Да что там говорить? Повез я недавно престарелую мать свою повидаться с Селезневым. Столетняя бабка Лампея сидела на теплой печи, устланной овчинками, в тулупчике, валенках и била нога об ногу, похлопывала рукавицами и ухала, точно хотела отпугнуть приставшую к ней стужу.
Оглохшая и ослепшая от ветхости, занятая своим согревательным делом, бабушка тем не менее при нашем проявлении встрепенулась и слабым детским голоском спросила:
— Поля, это ты? С Толькой? — И радостно пропела: — Морозко мне, а почуяла, почуяла…
Песня
Бабка Лампея задула самовар и села с краешку.
Мать поднялась:
— Тятю помянуть надо.
Все встали и посмотрели на желтую фотографию в черной рамке.
Облокотясь на подцветочник с ванькой-мокрым, в высоком картузе, от неловкости перед фотоаппаратом схватился левой рукой за лацкан пиджака крепкий насмешливый мужик на тонких ногах в хромовых сапожках. Негустая борода острой лопаткой делала его похожим на татарина. Хорошую память оставил по себе дед Финадей — дом, семью. Только вот Полина бесталанная какая-то.
— А теперь, родня дорогая, — поднялся с граненым стаканчиком Семен Гаврилович, — давайте выпьем за приезд свояченицы моей, вашей сестры и дочери.
Мужики крякнули. Мать, скривившись, налила квасу и запила. Бабка Лампея, разморенная хлопотней у печки, жалостливо смотрела на старшую дочь. Дядя Гриша после выпивки ничего не ел, быстро пьянел, косноязычил и соловело кивал головой, со всеми и во всем соглашаясь. Молчун дядя Семен лениво тыкал луковым пером в толсто-стеклую зеленую солонку.
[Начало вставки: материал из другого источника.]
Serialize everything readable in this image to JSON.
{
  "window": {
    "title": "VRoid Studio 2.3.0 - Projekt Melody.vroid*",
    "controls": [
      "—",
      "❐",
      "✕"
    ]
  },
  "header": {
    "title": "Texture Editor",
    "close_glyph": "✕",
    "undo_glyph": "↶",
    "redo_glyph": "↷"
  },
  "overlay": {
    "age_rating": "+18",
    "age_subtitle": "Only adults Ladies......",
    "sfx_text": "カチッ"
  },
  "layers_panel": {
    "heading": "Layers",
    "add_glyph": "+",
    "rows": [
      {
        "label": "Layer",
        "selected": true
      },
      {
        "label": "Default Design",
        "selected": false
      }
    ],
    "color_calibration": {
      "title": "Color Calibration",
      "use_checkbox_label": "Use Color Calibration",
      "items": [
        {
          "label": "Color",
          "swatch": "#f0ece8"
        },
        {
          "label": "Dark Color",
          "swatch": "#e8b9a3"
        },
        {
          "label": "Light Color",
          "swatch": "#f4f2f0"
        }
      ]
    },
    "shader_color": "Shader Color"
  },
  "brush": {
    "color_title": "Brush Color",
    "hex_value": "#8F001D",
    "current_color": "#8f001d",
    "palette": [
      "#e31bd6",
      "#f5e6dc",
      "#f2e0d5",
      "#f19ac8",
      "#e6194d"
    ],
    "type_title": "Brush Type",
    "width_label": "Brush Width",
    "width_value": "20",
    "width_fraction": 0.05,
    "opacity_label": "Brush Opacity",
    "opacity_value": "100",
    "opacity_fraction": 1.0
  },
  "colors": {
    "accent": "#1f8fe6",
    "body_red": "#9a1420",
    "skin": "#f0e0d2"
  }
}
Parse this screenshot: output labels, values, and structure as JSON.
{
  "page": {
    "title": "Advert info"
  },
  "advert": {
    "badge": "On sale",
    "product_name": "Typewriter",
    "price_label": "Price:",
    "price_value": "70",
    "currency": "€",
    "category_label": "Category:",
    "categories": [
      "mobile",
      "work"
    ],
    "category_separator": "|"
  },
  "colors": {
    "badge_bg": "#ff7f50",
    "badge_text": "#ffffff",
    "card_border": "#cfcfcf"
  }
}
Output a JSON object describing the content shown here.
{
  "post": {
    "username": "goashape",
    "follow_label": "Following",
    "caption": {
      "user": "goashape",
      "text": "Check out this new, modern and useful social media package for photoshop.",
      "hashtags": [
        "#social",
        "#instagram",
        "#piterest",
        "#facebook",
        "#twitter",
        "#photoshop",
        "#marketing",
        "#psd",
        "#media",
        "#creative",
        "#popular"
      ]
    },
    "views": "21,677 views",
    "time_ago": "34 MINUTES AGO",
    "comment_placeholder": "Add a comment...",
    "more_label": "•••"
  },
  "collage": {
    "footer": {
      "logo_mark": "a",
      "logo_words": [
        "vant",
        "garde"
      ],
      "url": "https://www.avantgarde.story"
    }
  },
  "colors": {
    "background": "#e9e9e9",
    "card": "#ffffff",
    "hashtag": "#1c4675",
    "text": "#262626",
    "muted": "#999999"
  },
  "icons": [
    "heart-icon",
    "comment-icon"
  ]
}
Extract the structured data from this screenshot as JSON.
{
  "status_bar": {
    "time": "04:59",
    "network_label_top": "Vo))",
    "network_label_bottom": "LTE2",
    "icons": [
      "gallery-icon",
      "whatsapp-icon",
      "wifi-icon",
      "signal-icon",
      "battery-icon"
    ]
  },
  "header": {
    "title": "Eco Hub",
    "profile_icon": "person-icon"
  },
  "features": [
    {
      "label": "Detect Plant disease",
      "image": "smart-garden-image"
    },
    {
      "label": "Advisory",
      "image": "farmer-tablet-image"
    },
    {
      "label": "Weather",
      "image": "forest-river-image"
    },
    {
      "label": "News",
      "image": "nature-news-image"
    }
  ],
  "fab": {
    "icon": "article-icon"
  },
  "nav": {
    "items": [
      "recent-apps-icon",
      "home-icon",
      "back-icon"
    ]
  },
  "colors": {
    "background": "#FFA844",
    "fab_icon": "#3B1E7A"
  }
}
После третьей языки развязались. Начали с нового председателя Пономарева, обсудили все колхозные дела и пристали к матери с расспросами.
Семен Гаврилович навалился на окрошку, натер в нее хрена, редьки, бросил чесноку и начал хлебать деревянной ложкой. Высокий лоб с рубцом между бровями покрылся потом, и белый рубец покраснел. Дядя Сема постанывал и покряхтывал, как под веником в бане.
Бабка Лампея такого чревоугодия вытерпеть не могла. Брезгливо взяла из-за герани зятеву самокрутку и вышла во двор.
Вовка чистил щеткой тети Лизиного Серко. Побарахтавшись в ходках, я залез на козлы и стал погонять воображаемую лошадь к Утиному озеру.
Бабушка повела нас в огород. Ну и морковь росла у нее на грядке! Толстая коротелька с круглым концом, глазков с землей почти нет, и твердый стерженек всего с карандаш. Бобы висели четырехпузые с фиолетовыми бобинками, которые широко и желторото улыбались, точно они долго прятались, а их наконец-то нашли.
Стало смеркаться, в избе зажгли керосинку и затянули песни. И хотя все было хорошо и Семен Гаврилович оказался душевным человеком: обещал со временем состряпать мазанку, пока не приедет учительствовать Катя, мать чувствовала себя лишней в тятином доме. Куда-то маманя ушла, осерчала на что-то, и Лиза как на опаре киснет, и травновские набучились, в рыбном пироге ковыряются. Только Семен Гаврилович надолго затянул: «Скажи-ка, дядя, ведь недаром…»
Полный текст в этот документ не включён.